Jason also notes that not only does EcoVadis provide capability with respect to supplier assessments, supplier audits, and corrective action procedures, but that they are also compliant with GRI G3 standards and the pending ISO 26000 certification with respect to the 150 procurement categories they are currently supporting across 23 green/sustainable criteria (and the 1200 plus pre-defined questions at a user’s disposal).
In this post, I’m supposed to be tackling the technology underpinnings of the solution, but the fact of the matter is that the technology underlying the platform is quite basic – which it should be when you consider the goal. The goal is to give a procurement buyer a quick overview of the sustainability status of a supplier on a single screen while also giving the buyer the ability to drill down deep into the rating and understand where the supplier is strong and where they are weak from a sustainability perspective.

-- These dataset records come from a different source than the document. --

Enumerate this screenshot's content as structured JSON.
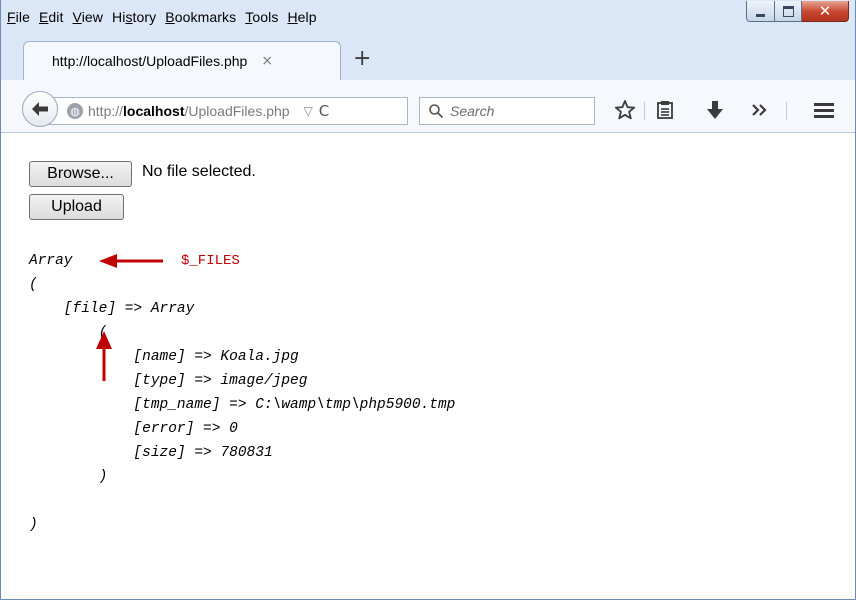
{
  "menubar": {
    "items": [
      {
        "mnemonic": "F",
        "rest": "ile"
      },
      {
        "mnemonic": "E",
        "rest": "dit"
      },
      {
        "mnemonic": "V",
        "rest": "iew"
      },
      {
        "pre": "Hi",
        "mnemonic": "s",
        "rest": "tory"
      },
      {
        "mnemonic": "B",
        "rest": "ookmarks"
      },
      {
        "mnemonic": "T",
        "rest": "ools"
      },
      {
        "mnemonic": "H",
        "rest": "elp"
      }
    ]
  },
  "tab": {
    "title": "http://localhost/UploadFiles.php",
    "close_glyph": "×"
  },
  "newtab_glyph": "+",
  "urlbar": {
    "prefix": "http://",
    "host": "localhost",
    "path": "/UploadFiles.php",
    "drop_glyph": "▽",
    "reload_glyph": "C"
  },
  "search": {
    "placeholder": "Search"
  },
  "toolbar_icons": [
    "back-arrow-icon",
    "star-icon",
    "reading-list-icon",
    "download-icon",
    "overflow-chevron-icon",
    "hamburger-menu-icon"
  ],
  "content": {
    "browse_label": "Browse...",
    "file_status": "No file selected.",
    "upload_label": "Upload",
    "dump_lines": [
      "Array",
      "(",
      "    [file] => Array",
      "        (",
      "            [name] => Koala.jpg",
      "            [type] => image/jpeg",
      "            [tmp_name] => C:\\wamp\\tmp\\php5900.tmp",
      "            [error] => 0",
      "            [size] => 780831",
      "        )",
      "",
      ")"
    ],
    "annotation_label": "$_FILES",
    "annotation_color": "#c00000"
  },
  "colors": {
    "chrome": "#dbe7f6",
    "close_button": "#c6452d"
  }
}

All you need is a “dashboard” that shows a snapshot rating of a supplier on each of the key categories with the ability to drill down (which is key, because, otherwise, a “dashboard” is useless) into scorecards for each rating to find out why the score was high, low, or zero and linkages to relevant audits, alerts, and reports that led to the scores. In addition to this, EcoVadis offers a 360-degree watch that aggregates human-reviewed news articles relevant to the suppliers and their sustainability ratings, benchmarks against other suppliers in the industry on the relevant sustainability categories, and highlight summaries of each supplier. With regards to the solution they are trying to offer, the only critical component missing is an administrative interface where the head of CSR can add additional questions specific to the company and category in question (as some companies will want to go above and beyond the regulations and others will have special needs). The solution, which is multi-linqual, has the ability to add specific questions by category and customer – they just haven’t coded a web-accessible user interface yet (as most of their early customers have been more than content with the extensive question sets built into the product).

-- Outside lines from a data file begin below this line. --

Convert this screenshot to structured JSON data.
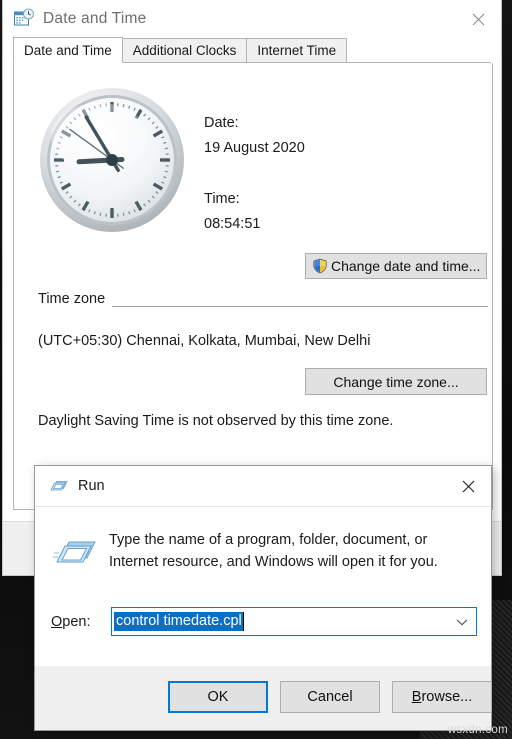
{
  "main_window": {
    "title": "Date and Time",
    "title_icon": "calendar-clock-icon",
    "close_icon": "close-icon",
    "tabs": [
      {
        "label": "Date and Time",
        "active": true
      },
      {
        "label": "Additional Clocks",
        "active": false
      },
      {
        "label": "Internet Time",
        "active": false
      }
    ],
    "clock_icon": "analog-clock",
    "date_label": "Date:",
    "date_value": "19 August 2020",
    "time_label": "Time:",
    "time_value": "08:54:51",
    "change_datetime_button": "Change date and time...",
    "shield_icon": "uac-shield-icon",
    "timezone_group_label": "Time zone",
    "timezone_value": "(UTC+05:30) Chennai, Kolkata, Mumbai, New Delhi",
    "change_timezone_button": "Change time zone...",
    "dst_note": "Daylight Saving Time is not observed by this time zone."
  },
  "run_dialog": {
    "title": "Run",
    "title_icon": "run-window-icon",
    "close_icon": "close-icon",
    "big_icon": "run-window-icon-large",
    "description": "Type the name of a program, folder, document, or Internet resource, and Windows will open it for you.",
    "open_label_prefix": "O",
    "open_label_rest": "pen:",
    "open_value": "control timedate.cpl",
    "dropdown_icon": "chevron-down-icon",
    "buttons": {
      "ok": "OK",
      "cancel": "Cancel",
      "browse_prefix": "B",
      "browse_rest": "rowse..."
    }
  },
  "clock_hands": {
    "hour_deg": 267,
    "minute_deg": 329,
    "second_deg": 306
  },
  "colors": {
    "accent": "#0078d7",
    "selection": "#0b6fc4",
    "button_face": "#e1e1e1",
    "window_bg": "#ffffff",
    "dialog_bg": "#f0f0f0"
  },
  "watermark": "wsxdn.com"
}
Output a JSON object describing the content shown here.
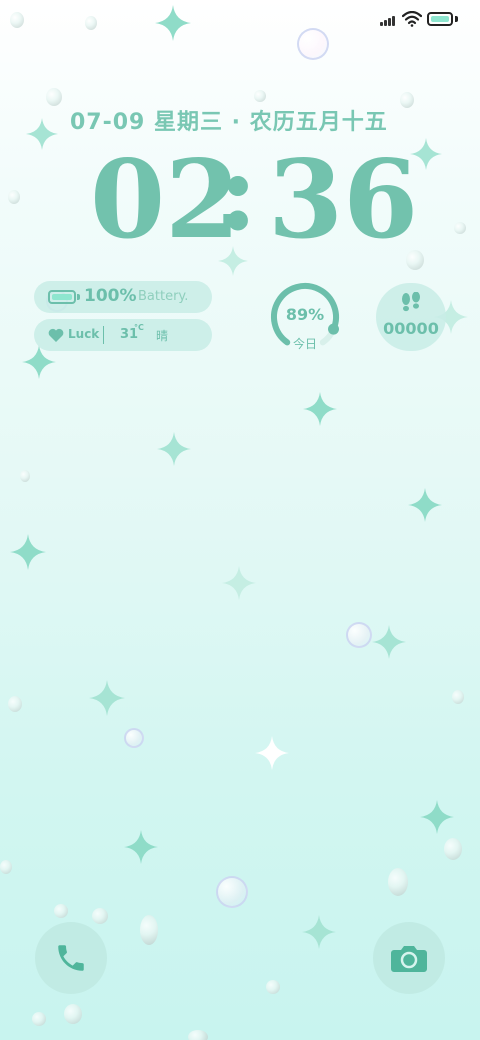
{
  "lockscreen": {
    "date_text": "07-09 星期三 · 农历五月十五",
    "clock": {
      "hour": "02",
      "separator": ":",
      "minute": "36"
    }
  },
  "widgets": {
    "battery": {
      "percent_text": "100%",
      "label": "Battery."
    },
    "weather": {
      "mood_label": "Luck",
      "temperature": "31",
      "unit": "°C",
      "condition": "晴"
    },
    "progress": {
      "value_text": "89%",
      "value": 0.89,
      "caption": "今日"
    },
    "steps": {
      "count": "00000"
    }
  },
  "status_bar": {
    "icons": [
      "signal-icon",
      "wifi-icon",
      "battery-icon"
    ],
    "battery_level": 1.0
  },
  "shortcuts": {
    "left": "phone-icon",
    "right": "camera-icon"
  },
  "colors": {
    "accent": "#72c2ad",
    "widget_bg": "#c8ece6",
    "battery_fill": "#8ee6cf"
  }
}
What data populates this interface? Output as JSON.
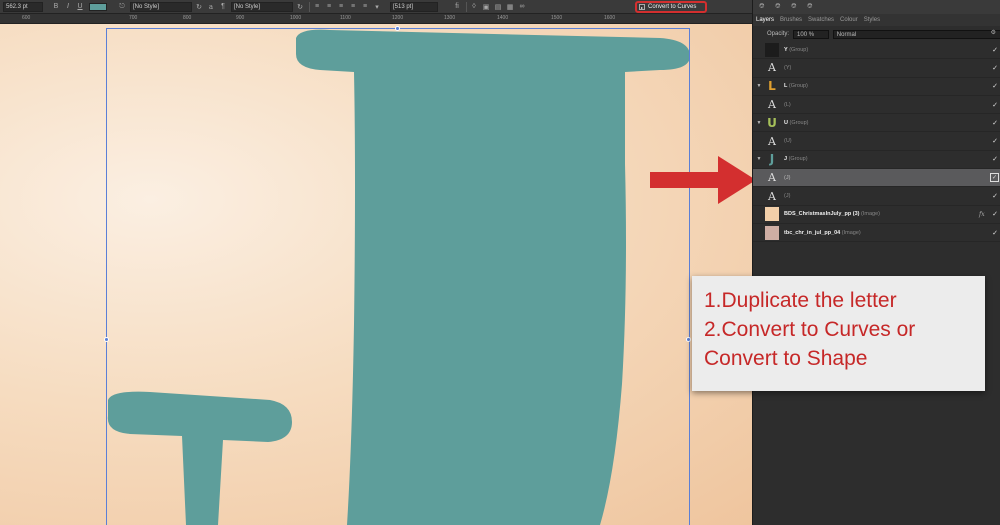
{
  "toolbar": {
    "font_size": "562.3 pt",
    "bold": "B",
    "italic": "I",
    "underline": "U",
    "fill_color": "#5e9e9b",
    "char_style": "[No Style]",
    "para_style": "[No Style]",
    "leading": "[513 pt]",
    "convert_label": "Convert to Curves"
  },
  "ruler": [
    "600",
    "700",
    "800",
    "900",
    "1000",
    "1100",
    "1200",
    "1300",
    "1400",
    "1500",
    "1600"
  ],
  "panel": {
    "tabs": [
      "Layers",
      "Brushes",
      "Swatches",
      "Colour",
      "Styles"
    ],
    "opacity_label": "Opacity:",
    "opacity_value": "100 %",
    "blend_mode": "Normal",
    "layers": [
      {
        "name": "Y",
        "type": "(Group)",
        "thumb": "",
        "thumb_color": "#1c1c1c",
        "expander": "",
        "fx": "",
        "selected": false
      },
      {
        "name": "",
        "type": "(Y)",
        "thumb": "A",
        "thumb_color": "",
        "expander": "",
        "fx": "",
        "selected": false
      },
      {
        "name": "L",
        "type": "(Group)",
        "thumb": "L",
        "thumb_color": "#e0a030",
        "expander": "▼",
        "fx": "",
        "selected": false
      },
      {
        "name": "",
        "type": "(L)",
        "thumb": "A",
        "thumb_color": "",
        "expander": "",
        "fx": "",
        "selected": false
      },
      {
        "name": "U",
        "type": "(Group)",
        "thumb": "U",
        "thumb_color": "#a6c05a",
        "expander": "▼",
        "fx": "",
        "selected": false
      },
      {
        "name": "",
        "type": "(U)",
        "thumb": "A",
        "thumb_color": "",
        "expander": "",
        "fx": "",
        "selected": false
      },
      {
        "name": "J",
        "type": "(Group)",
        "thumb": "J",
        "thumb_color": "#5e9e9b",
        "expander": "▼",
        "fx": "",
        "selected": false
      },
      {
        "name": "",
        "type": "(J)",
        "thumb": "A",
        "thumb_color": "",
        "expander": "",
        "fx": "",
        "selected": true
      },
      {
        "name": "",
        "type": "(J)",
        "thumb": "A",
        "thumb_color": "",
        "expander": "",
        "fx": "",
        "selected": false
      },
      {
        "name": "BDS_ChristmasInJuly_pp (3)",
        "type": "(Image)",
        "thumb": "",
        "thumb_color": "#f2cfa9",
        "expander": "",
        "fx": "fx",
        "selected": false
      },
      {
        "name": "tbc_chr_in_jul_pp_04",
        "type": "(Image)",
        "thumb": "",
        "thumb_color": "#cfaea4",
        "expander": "",
        "fx": "",
        "selected": false
      }
    ]
  },
  "callout": {
    "line1": "1.Duplicate the letter",
    "line2": "2.Convert to Curves or",
    "line3": "Convert to Shape"
  },
  "colors": {
    "letter": "#5e9e9b",
    "annotation": "#d32f2f"
  }
}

The big advantage of a standard web-based solution such as Ecovadis is the fact that suppliers only have to answer a question once and the result of an audit can be shared across multiple clients. One of the biggest downsides to wide-spread sustainability initiatives is the severe burden they place on a supplier. Think about it – not only is it resource constraining for a supplier to answer essentially the same questionnaire from each of its customers, and undergo multiple audits on the same indicators (when one surprise audit every couple of quarters should be more than enough), but it is resource crippling to have to answer the same set of questions for every potential customer, knowing that you’re only going to win a percentage of the RFPs you answer. A supplier should be able to answer the questions once, go through the (surprise) audit once, and then not worry about it for at least a couple of quarters.